Modal Analysis of Printed Circuit Board using EDM Modal
The modal analysis of a unit under test is important because the information from natural frequencies, damping coefficients, and mode shapes is used to optimize the design and improve the structural behavior of a test unit. The modal parameters regarding the mechanical properties of a structure helps users understand its vibration characteristics during operating conditions.
In this case, the modal characteristics of a Printed Circuit Board (PCB) is acquired by performing experimental modal analysis. A hammer impact test is carried out with a single teardrop uni-axial accelerometer to study the modal behavior. The roving excitation method helps users completely avoid the mass loading effect that might be introduced with a roving response procedure. Since the PCB is lightweight, the selected hammer and sensor were chosen because they weigh considerably lesser than the board itself. To excite the higher frequency modes, a hard tip is chosen. The hammer impact test module of the EDM Modal suite assists in executing this test.
A geometry mesh configuration of 21 measurement points is uniformly distributed throughout the PCB to achieve good spatial resolution for the mode shapes. Using a thin wire, the PCB board is suspended vertically to imitate a free-free boundary condition (as shown in the experimental setup). The tiny uni-axial teardrop accelerometer is fixed to one point and the small impact hammer is roved through the measurement points. Measuring the excitation force and response acceleration in the vertical direction facilitates in obtaining the out-of-plane mode shapes.
Since this PCB has modes in the higher frequency range, a sampling rate of 4 kHz is set. A block size of 4096 is selected to ensure that the response decays naturally and no windowing needs to be applied. A fine frequency resolution of 0.976 Hz is produced with these configuration settings. Measurements of higher accuracy and reduced noise are obtained by linearly averaging 3 blocks of data at each measurement DOF.
The hammer impact excitation imparts energy across a broad frequency range of 1.8 kHz. With this setup, there will be no leakage and a uniform window can be selected.
The coherence plot helps validate the measurement results which looks good from the above screenshot. The valleys in the coherence plot occur at the anti-resonances which indicates that the response level is relatively lower at these corresponding frequencies. So overall, the inputs and outputs are well correlated in the desirable frequency range.
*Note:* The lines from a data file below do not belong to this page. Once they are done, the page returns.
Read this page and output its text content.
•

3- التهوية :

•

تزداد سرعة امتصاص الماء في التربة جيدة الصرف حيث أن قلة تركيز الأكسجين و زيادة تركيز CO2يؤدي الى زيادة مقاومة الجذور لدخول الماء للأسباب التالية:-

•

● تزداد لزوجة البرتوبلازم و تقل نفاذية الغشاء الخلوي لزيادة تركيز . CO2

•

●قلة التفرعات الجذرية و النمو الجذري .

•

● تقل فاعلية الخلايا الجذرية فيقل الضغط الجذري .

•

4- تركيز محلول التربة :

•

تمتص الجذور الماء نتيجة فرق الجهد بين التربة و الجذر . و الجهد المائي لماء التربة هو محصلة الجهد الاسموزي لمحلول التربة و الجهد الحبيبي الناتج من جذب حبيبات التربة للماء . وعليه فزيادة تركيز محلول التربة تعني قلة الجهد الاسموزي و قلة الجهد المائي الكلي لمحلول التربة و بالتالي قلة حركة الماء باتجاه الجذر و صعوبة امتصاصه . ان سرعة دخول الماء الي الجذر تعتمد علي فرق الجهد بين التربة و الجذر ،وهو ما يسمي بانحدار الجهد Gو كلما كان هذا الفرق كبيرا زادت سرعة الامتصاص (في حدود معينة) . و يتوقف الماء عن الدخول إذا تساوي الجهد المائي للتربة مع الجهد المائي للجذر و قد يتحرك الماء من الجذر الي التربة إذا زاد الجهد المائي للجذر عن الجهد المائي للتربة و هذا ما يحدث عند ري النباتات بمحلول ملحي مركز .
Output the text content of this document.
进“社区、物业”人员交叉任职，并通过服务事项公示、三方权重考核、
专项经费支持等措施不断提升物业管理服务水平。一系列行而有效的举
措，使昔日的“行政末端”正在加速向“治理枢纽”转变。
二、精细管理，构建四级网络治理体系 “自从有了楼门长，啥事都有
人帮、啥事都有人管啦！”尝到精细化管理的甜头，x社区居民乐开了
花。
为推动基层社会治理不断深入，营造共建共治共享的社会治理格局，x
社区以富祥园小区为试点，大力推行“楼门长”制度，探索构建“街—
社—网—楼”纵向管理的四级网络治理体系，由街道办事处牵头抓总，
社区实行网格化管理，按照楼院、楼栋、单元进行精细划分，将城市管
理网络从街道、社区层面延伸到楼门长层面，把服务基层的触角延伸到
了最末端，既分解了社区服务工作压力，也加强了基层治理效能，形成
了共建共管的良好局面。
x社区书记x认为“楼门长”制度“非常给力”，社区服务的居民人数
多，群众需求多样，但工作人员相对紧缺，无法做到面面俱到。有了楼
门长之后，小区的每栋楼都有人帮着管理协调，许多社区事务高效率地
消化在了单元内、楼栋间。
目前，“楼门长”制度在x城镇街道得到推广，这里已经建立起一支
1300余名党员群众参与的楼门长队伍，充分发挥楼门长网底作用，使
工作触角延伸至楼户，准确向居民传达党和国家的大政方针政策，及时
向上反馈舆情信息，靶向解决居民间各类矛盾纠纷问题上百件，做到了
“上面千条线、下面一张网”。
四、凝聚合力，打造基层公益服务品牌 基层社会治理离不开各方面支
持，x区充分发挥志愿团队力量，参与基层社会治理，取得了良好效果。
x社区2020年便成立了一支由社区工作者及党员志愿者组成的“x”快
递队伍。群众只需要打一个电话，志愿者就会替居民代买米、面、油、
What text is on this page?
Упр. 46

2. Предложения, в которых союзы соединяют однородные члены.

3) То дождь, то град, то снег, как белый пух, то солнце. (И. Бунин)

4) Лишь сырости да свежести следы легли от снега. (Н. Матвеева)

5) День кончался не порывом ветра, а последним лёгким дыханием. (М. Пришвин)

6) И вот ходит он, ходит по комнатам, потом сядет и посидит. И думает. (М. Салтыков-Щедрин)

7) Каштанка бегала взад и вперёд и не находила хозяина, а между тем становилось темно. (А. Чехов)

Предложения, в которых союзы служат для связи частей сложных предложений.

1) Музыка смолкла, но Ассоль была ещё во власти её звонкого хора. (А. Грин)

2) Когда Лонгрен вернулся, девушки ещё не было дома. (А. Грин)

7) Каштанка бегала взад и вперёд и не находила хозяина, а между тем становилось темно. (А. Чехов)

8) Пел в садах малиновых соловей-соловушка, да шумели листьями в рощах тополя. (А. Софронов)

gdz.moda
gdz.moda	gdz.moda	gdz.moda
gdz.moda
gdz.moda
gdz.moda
The FRF measurement shows four obvious resonance peaks in the desired frequency band. Plotting the imaginary part of all the FRFs guides users to observe the phase relationship between the measurement DOFs. The good alignment of the peaks on the imaginary portion of the FRFs indicates that there is no mass loading effect induced in the results.
The Poly-X method is used to curve-fit the FRF’s to procure the following stability diagram. Four flexible modes are selected within the desired frequency range. Multivariate Mode Indicator Function (MMIF) is used to indicate the valleys at the natural frequencies.
The Auto-MAC matrix helps users to validate the results. The Auto-MAC matrix below shows that the modes are orthogonal to each other (low off-diagonal elements) and are uniquely identified (high diagonal elements).
The animation of the first four mode shapes associated with the stable physical poles are shown below.
The results show the strength and efficiency of the EDM Modal software to execute sophisticated modal tests on small intricate structures.